Finanças e Gestão do Agronegócio, por Leonardo Diniz, Equipe ReHAgro
Ponto de Vista
Publicado em 23/11/2006 por Leonardo Diniz, administrador de empresas, Equipe ReHAgro

Finanças e Gestão do Agronegócio – Parte I

A competitividade não admite improvisações. Será sempre mais competitivo quem dispuser da informação correta, na hora certa, como resultante de dados oriundos do dia-a-dia do setor em que se atua.

Exatamente por isso, cada dia mais, projeta-se, no âmbito dos negócios, inclusive do agronegócio, a importância de informações técnico-administrativas oportunas, adequadas e confiáveis em qualquer processo decisório que se pretenda segurança, eficiência e eficácia. Neste contexto, insere a importância das finanças para a gestão do agronegócio.
No campo financeiro do agronegócio, o conhecimento dos custos e da rentabilidade é essencial para a eficiência e a continuidade da produtividade.

Assim, apesar de que a obtenção e a compreensão dos custos não sejam exigências típicas da atividade pecuária, isso sempre foi essencial para o sucesso de qualquer negócio. Basicamente, são os custos que determinam o preço de venda do produto ou do serviço, devendo, pois, todos eles serem considerados para a composição desse preço.

Por essa razão, o controle financeiro possui fundamental importância na gestão das empresas agropecuárias brasileiras especialmente pelo fato de permitir aos gestores o domínio da pluralidade de formas existentes para se distribuir o custo ao rebanho.
Um dos motivos para tal importância está no fato que busca-se sempre a diminuição dos custos como forma de aumentar a rentabilidade dentro da propriedade.
Esta diminuição de custos começa no planejamento adequado da propriedade através da escolha do sistema de produção capaz de produzir com alta qualidade e escala de produção, no mínimo custo possível, sem que haja prejuízo na atividade, através de técnicas adequadas a cada tipo de produtor.

Mas não é apenas na diminuição de custos que se pode trabalhar.
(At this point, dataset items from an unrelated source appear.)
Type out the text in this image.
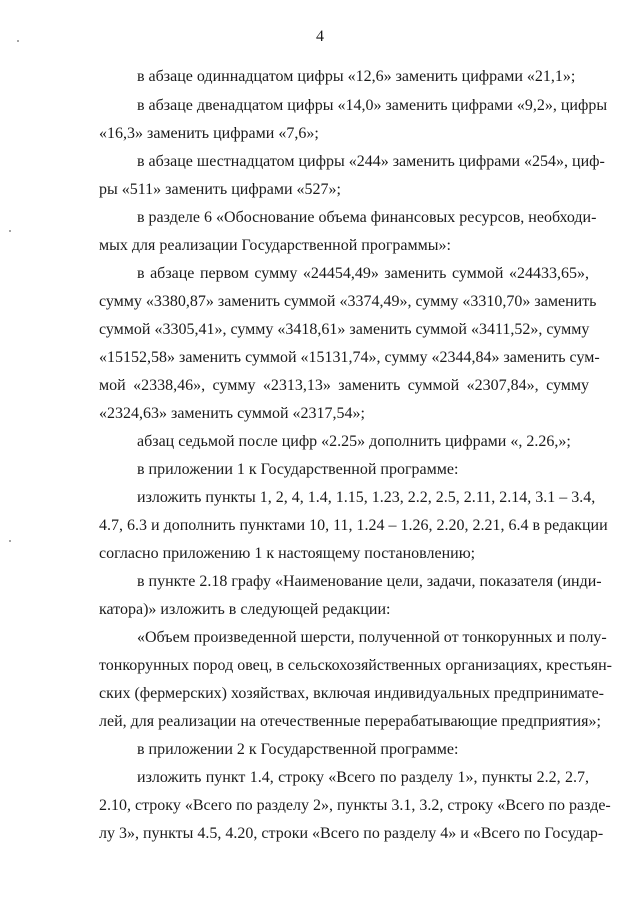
4
в абзаце одиннадцатом цифры «12,6» заменить цифрами «21,1»;
в абзаце двенадцатом цифры «14,0» заменить цифрами «9,2», цифры
«16,3» заменить цифрами «7,6»;
в абзаце шестнадцатом цифры «244» заменить цифрами «254», циф-
ры «511» заменить цифрами «527»;
в разделе 6 «Обоснование объема финансовых ресурсов, необходи-
мых для реализации Государственной программы»:
в абзаце первом сумму «24454,49» заменить суммой «24433,65»,
сумму «3380,87» заменить суммой «3374,49», сумму «3310,70» заменить
суммой «3305,41», сумму «3418,61» заменить суммой «3411,52», сумму
«15152,58» заменить суммой «15131,74», сумму «2344,84» заменить сум-
мой «2338,46», сумму «2313,13» заменить суммой «2307,84», сумму
«2324,63» заменить суммой «2317,54»;
абзац седьмой после цифр «2.25» дополнить цифрами «, 2.26,»;
в приложении 1 к Государственной программе:
изложить пункты 1, 2, 4, 1.4, 1.15, 1.23, 2.2, 2.5, 2.11, 2.14, 3.1 – 3.4,
4.7, 6.3 и дополнить пунктами 10, 11, 1.24 – 1.26, 2.20, 2.21, 6.4 в редакции
согласно приложению 1 к настоящему постановлению;
в пункте 2.18 графу «Наименование цели, задачи, показателя (инди-
катора)» изложить в следующей редакции:
«Объем произведенной шерсти, полученной от тонкорунных и полу-
тонкорунных пород овец, в сельскохозяйственных организациях, крестьян-
ских (фермерских) хозяйствах, включая индивидуальных предпринимате-
лей, для реализации на отечественные перерабатывающие предприятия»;
в приложении 2 к Государственной программе:
изложить пункт 1.4, строку «Всего по разделу 1», пункты 2.2, 2.7,
2.10, строку «Всего по разделу 2», пункты 3.1, 3.2, строку «Всего по разде-
лу 3», пункты 4.5, 4.20, строки «Всего по разделу 4» и «Всего по Государ-
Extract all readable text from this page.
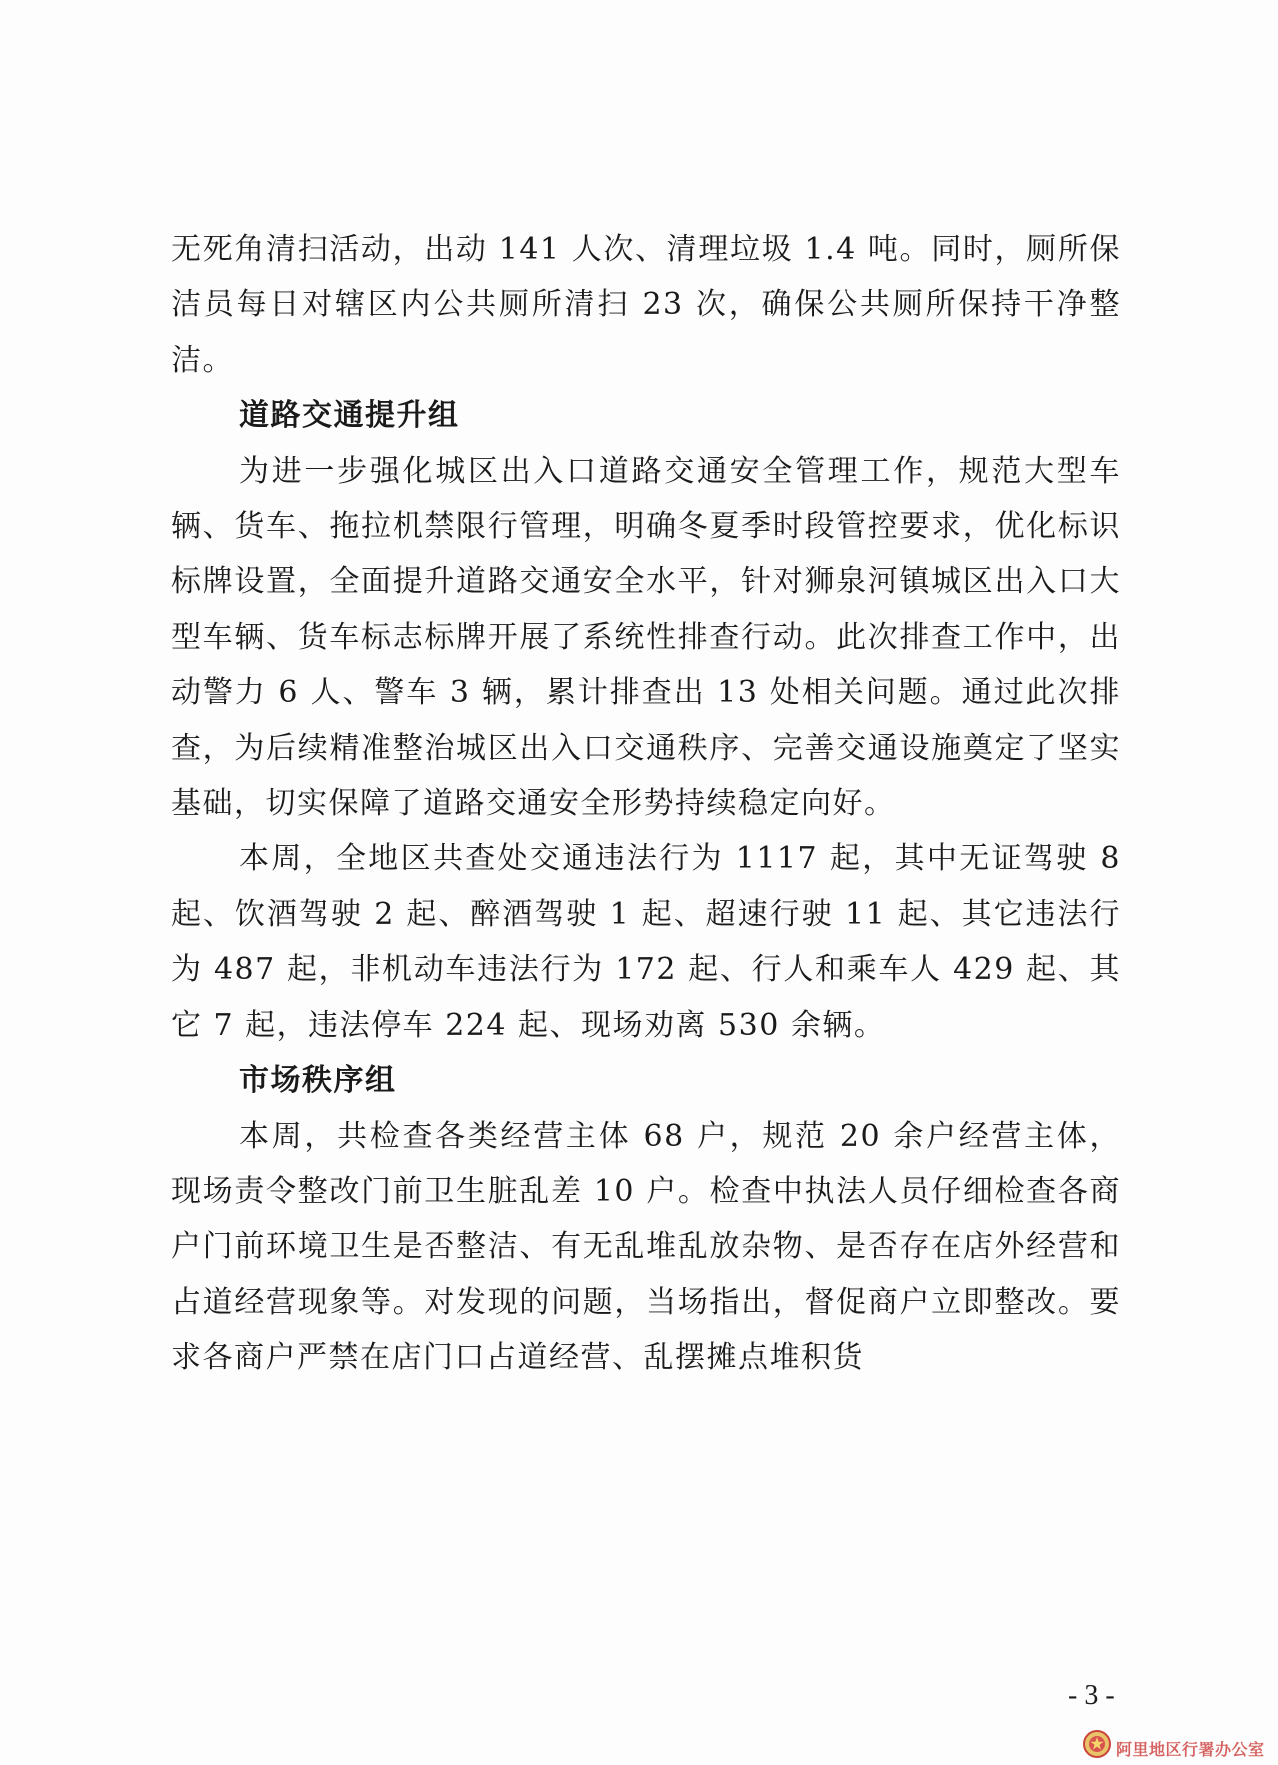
无死角清扫活动，出动 141 人次、清理垃圾 1.4 吨。同时，厕所保洁员每日对辖区内公共厕所清扫 23 次，确保公共厕所保持干净整洁。

道路交通提升组

为进一步强化城区出入口道路交通安全管理工作，规范大型车辆、货车、拖拉机禁限行管理，明确冬夏季时段管控要求，优化标识标牌设置，全面提升道路交通安全水平，针对狮泉河镇城区出入口大型车辆、货车标志标牌开展了系统性排查行动。此次排查工作中，出动警力 6 人、警车 3 辆，累计排查出 13 处相关问题。通过此次排查，为后续精准整治城区出入口交通秩序、完善交通设施奠定了坚实基础，切实保障了道路交通安全形势持续稳定向好。

本周，全地区共查处交通违法行为 1117 起，其中无证驾驶 8 起、饮酒驾驶 2 起、醉酒驾驶 1 起、超速行驶 11 起、其它违法行为 487 起，非机动车违法行为 172 起、行人和乘车人 429 起、其它 7 起，违法停车 224 起、现场劝离 530 余辆。

市场秩序组

本周，共检查各类经营主体 68 户，规范 20 余户经营主体，现场责令整改门前卫生脏乱差 10 户。检查中执法人员仔细检查各商户门前环境卫生是否整洁、有无乱堆乱放杂物、是否存在店外经营和占道经营现象等。对发现的问题，当场指出，督促商户立即整改。要求各商户严禁在店门口占道经营、乱摆摊点堆积货

- 3 -
阿里地区行署办公室
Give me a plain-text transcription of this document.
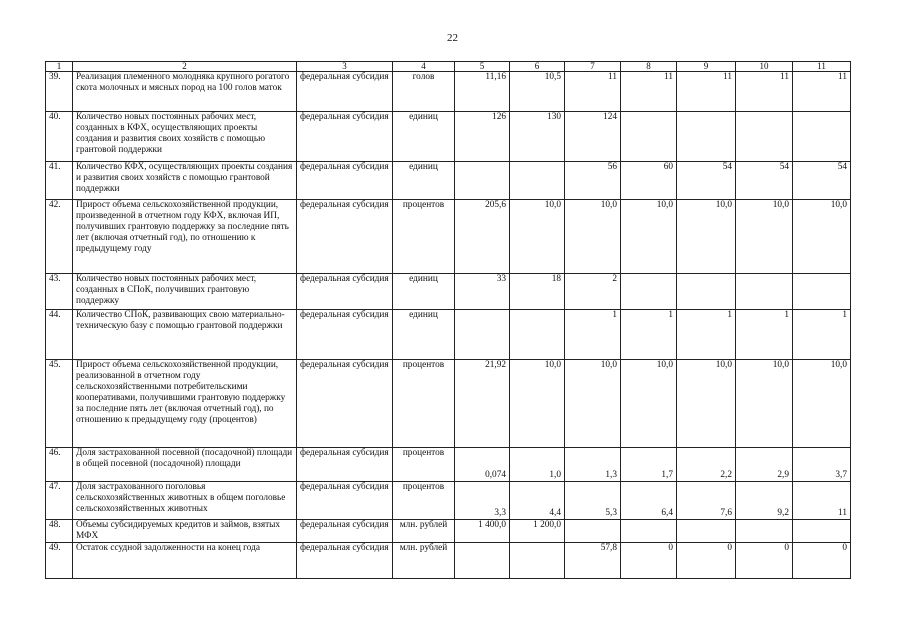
22
1	2	3	4	5	6	7	8	9	10	11
39.	Реализация племенного молодняка крупного рогатого скота молочных и мясных пород на 100 голов маток	федеральная субсидия	голов	11,16	10,5	11	11	11	11	11
40.	Количество новых постоянных рабочих мест, созданных в КФХ, осуществляющих проекты создания и развития своих хозяйств с помощью грантовой поддержки	федеральная субсидия	единиц	126	130	124				
41.	Количество КФХ, осуществляющих проекты создания и развития своих хозяйств с помощью грантовой поддержки	федеральная субсидия	единиц			56	60	54	54	54
42.	Прирост объема сельскохозяйственной продукции, произведенной в отчетном году КФХ, включая ИП, получивших грантовую поддержку за последние пять лет (включая отчетный год), по отношению к предыдущему году	федеральная субсидия	процентов	205,6	10,0	10,0	10,0	10,0	10,0	10,0
43.	Количество новых постоянных рабочих мест, созданных в СПоК, получивших грантовую поддержку	федеральная субсидия	единиц	33	18	2				
44.	Количество СПоК, развивающих свою материально-техническую базу с помощью грантовой поддержки	федеральная субсидия	единиц			1	1	1	1	1
45.	Прирост объема сельскохозяйственной продукции, реализованной в отчетном году сельскохозяйственными потребительскими кооперативами, получившими грантовую поддержку за последние пять лет (включая отчетный год), по отношению к предыдущему году (процентов)	федеральная субсидия	процентов	21,92	10,0	10,0	10,0	10,0	10,0	10,0
46.	Доля застрахованной посевной (посадочной) площади в общей посевной (посадочной) площади	федеральная субсидия	процентов	0,074	1,0	1,3	1,7	2,2	2,9	3,7
47.	Доля застрахованного поголовья сельскохозяйственных животных в общем поголовье сельскохозяйственных животных	федеральная субсидия	процентов	3,3	4,4	5,3	6,4	7,6	9,2	11
48.	Объемы субсидируемых кредитов и займов, взятых МФХ	федеральная субсидия	млн. рублей	1 400,0	1 200,0					
49.	Остаток ссудной задолженности на конец года	федеральная субсидия	млн. рублей			57,8	0	0	0	0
Existe um outro fator que é o aumento do rendimento que deverá ser compatível com o custo, ou seja, o aumento da rentabilidade ou produtividade de uma determinada atividade agrícola deverá ser maior que o custo adicional realizado. Isto se reflete muitas vezes quando existe baixo poder aquisitivo dos produtores, ou restrição orçamentária, devendo-se estes determinar em que produto ou operação colocar o dinheiro disponível para que este renda o máximo possível. Quem não tiver habilidade para comprar bem seus insumos e vender satisfatoriamente suas safras, provavelmente não conseguirão sobreviver.

O que deve ser considerado é que a agricultura vive de custos de oportunidade, ou seja, deve-se sempre tomar decisões de que forma a utilizar melhor os fatores de produção que são a terra, o capital e a mão-de-obra; que andam lado a lado para um bom aproveitamento.
Neste contexto, insere a Contabilidade Rural, que é a própria Contabilidade Geral, só que aplicada a atividades agropecuárias. Seu objetivo é estudar, registrar e controlar a gestão econômica do patrimônio das organizações que se dedicam a esses fins, porém contemplando algumas particularidades que lhe são inerentes.

Assim, ao se planejar as contas de uma empresa agropecuária, a estrutura a ser utilizada não poderá ser estranha ao que já se conhece. Na verdade o que muda, em cada caso, são as contas dos grupos de contas que apresentam estas particularidades, exigindo-se do contabilista responsável atenção no sentido de facilitar aos usuários da documentação a leitura de todas as operações, possibilitando-lhes a identificação de todos os custos agregados a cada atividade. Enfim, basta à Contabilidade fazer o necessário para a gestão.